If you feel that there is no easy way to reduce your calorie intake further in a healthy way, it is a good idea to consult a dietician, as they may be able to advise you on how to cut more calories without losing important nutrition in your diet.
Change your exercise routine
Burning more calories is another great way to break through a weight loss plateau, and may mean you do not need to cut your food intake any more, although a combination of diet and exercise adjustment is probably the most successful.
Increasing the number of work outs you do, the time you do them for or the intensity can all help to burn more calories. If you have limited time to work out, the best way to burn more is to do higher intensity workouts as these burn more calories in a shorter time frame.
Sometimes, even a change or variety in your work out can be enough to burn more calories. If your body gets too used to a workout it becomes less efficient at burning calories. So by varying your routine or choosing something different you can burn more calories and prevent boredom.
Although cardio type exercises tend to burn the most calories, strength training can also contribute and will increase muscle mass which in turn burns more calories even when you are at rest.
Keep a food record
Even if you are sure you are still following your diet correctly, it is amazing how little bits of food, drinks, and larger portions can sneak in over time, often without you even realizing it. By keeping a food diary or using a food tracking app (our food tracker is free!) and recording everything that goes into your mouth you can pick up on any areas where you might be sabotaging yourself.

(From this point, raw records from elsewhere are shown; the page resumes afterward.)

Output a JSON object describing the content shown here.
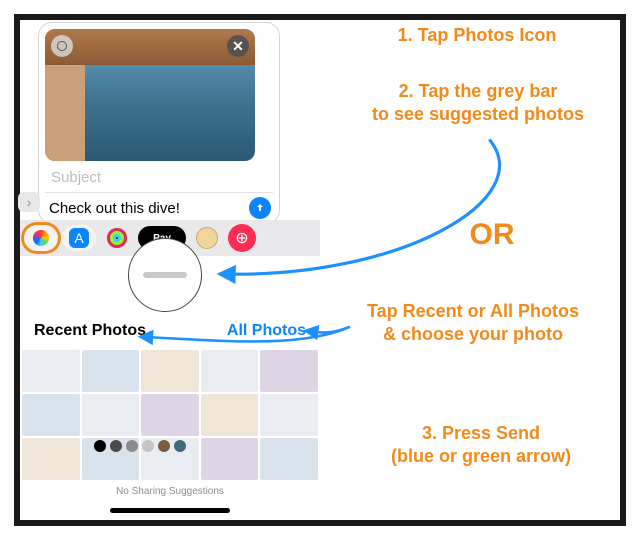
{
  "compose": {
    "subject_placeholder": "Subject",
    "message_text": "Check out this dive!",
    "close_icon": "✕",
    "live_icon": "live-photo-icon"
  },
  "drawer": {
    "apps": [
      {
        "name": "photos-app-icon"
      },
      {
        "name": "appstore-app-icon",
        "glyph": "A"
      },
      {
        "name": "activity-app-icon"
      },
      {
        "name": "applepay-app-icon",
        "label": " Pay"
      },
      {
        "name": "animoji-app-icon"
      },
      {
        "name": "more-app-icon",
        "glyph": "⊕"
      }
    ]
  },
  "tabs": {
    "recent_label": "Recent Photos",
    "all_label": "All Photos"
  },
  "sharing_suggestions": "No Sharing Suggestions",
  "annotations": {
    "step1": "1. Tap Photos Icon",
    "step2": "2. Tap the grey bar\nto see suggested photos",
    "or": "OR",
    "step3": "Tap Recent or All Photos\n& choose your photo",
    "step4": "3. Press Send\n(blue or green arrow)"
  },
  "colors": {
    "accent": "#f18a1b",
    "ios_blue": "#0a84ff"
  }
}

Increase incidental activity
Although organized work outs are great if you want to lose weight, don’t forget that every little bit of physical activity you do throughout the day will contribute to the calories you burn. Be it playing with children, cleaning the house or walking up the stairs, the more of these types of activities you do, the more calories you burn. Try walking or riding to work if you can, or take the stairs instead of the elevator.
Don’t lose hope
It is easy to throw in the towel and give up when you are following a diet and doing exercise and not seeing the results you want. A weight loss plateau can be a breaking point for many dieters, who simply lose hope and go back to their old eating habits as they cannot see the point of continuing.
However, if you push past this set back and find a way to continue to lose weight, you will not regret it. Don’t be afraid to ask for help if you cannot understand why you are not losing weight. A health professional such as a dietician or even a personal trainer at the gym will be able to give you advice and support to come through the plateau and reach your weight loss goals.